Economically all these great Hindu kingdoms were well off and the kings possessed immense riches, gold, silver, diamonds and pearls. Agriculture and commerce were in a flourishing state and the cities were beautiful and were centers of trade and culture. Every South Indian prince spent lavishly on temples and buildings.

Clash of interests of the rival dynasties hindered harmonious progress of the country. The Yadavas fought against the Kakatiyas, the Kakatiyas were at war with the Pandyas, the Pandyas fought with the Hoysalas and the Hoysalas against the Yadavas. This internecine quarrel rendered them weak against the Muslim invaders from the north, yet it took three decades to establish any Muslim hold on the south. The hold of the Central Government on the subordinate Hindu kingdoms of the south was lost almost after each conquest, and they paid tributes to Delhi only when it could be enforced.

In any case the triumph of the Muslims over the south was short lived and when Malik Kafur intrigued to secure supreme power and eventually hastened Ala-ud-din Khalji’s death, and usurped power, the state was plunged into chaos. The Hindu kings of the south took advantage of the situation and immediately asserted their independence. But the set-back in imperial interests was only temporary and with the assassination of Malik Kafur within a short time, the south was recovered to the Delhi Sultanate.

The Hindu princes of the south did not rest in peace; there were repeated attempts at independence and followed by repeated assertion of imperial authority over the south. It was under Muhammad bin Tughluq that the entire peninsula from Tapti to Cape Comorin came under Turkish rule and in 1327 the Sultan decided to transfer his capital from Delhi to Devagiri, renamed by him Daulatabad.

Extension of the Turkish power in the south while disastrous to the Hindus, was lacking in any attempt at organizing a permanent administration.

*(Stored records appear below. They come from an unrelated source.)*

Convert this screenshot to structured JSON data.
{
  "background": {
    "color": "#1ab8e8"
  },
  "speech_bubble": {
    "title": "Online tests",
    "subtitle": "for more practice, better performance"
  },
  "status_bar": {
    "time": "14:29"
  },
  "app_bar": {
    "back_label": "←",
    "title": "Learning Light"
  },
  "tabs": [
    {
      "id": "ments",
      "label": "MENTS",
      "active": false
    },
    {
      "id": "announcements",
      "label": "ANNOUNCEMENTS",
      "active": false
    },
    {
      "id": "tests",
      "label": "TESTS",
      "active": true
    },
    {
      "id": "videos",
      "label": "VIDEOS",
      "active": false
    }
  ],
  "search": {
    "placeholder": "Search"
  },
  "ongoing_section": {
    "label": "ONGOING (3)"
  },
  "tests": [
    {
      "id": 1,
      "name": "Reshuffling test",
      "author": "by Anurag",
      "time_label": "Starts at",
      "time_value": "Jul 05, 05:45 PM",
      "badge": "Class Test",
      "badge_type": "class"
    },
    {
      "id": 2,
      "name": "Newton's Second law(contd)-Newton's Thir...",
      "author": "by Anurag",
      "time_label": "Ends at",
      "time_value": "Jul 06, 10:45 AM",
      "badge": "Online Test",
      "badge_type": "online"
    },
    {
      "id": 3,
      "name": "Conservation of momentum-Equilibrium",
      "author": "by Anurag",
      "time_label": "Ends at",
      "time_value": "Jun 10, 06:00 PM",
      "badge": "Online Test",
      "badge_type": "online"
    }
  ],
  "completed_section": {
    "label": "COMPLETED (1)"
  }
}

All this had set the stage for a great revolution among the Hindu kingdoms. Barani and Ferishta give some description of the freedom movement of the Hindu princes of the south. The freedom movement spread westwards to Kampili. Harihara who had earlier taken to Islam reverted to his ancestral faith and asserted his independence and laid the foundation of Vijayanagar under the inspiration of Madhava Vidyaranya, a sage and a scholar.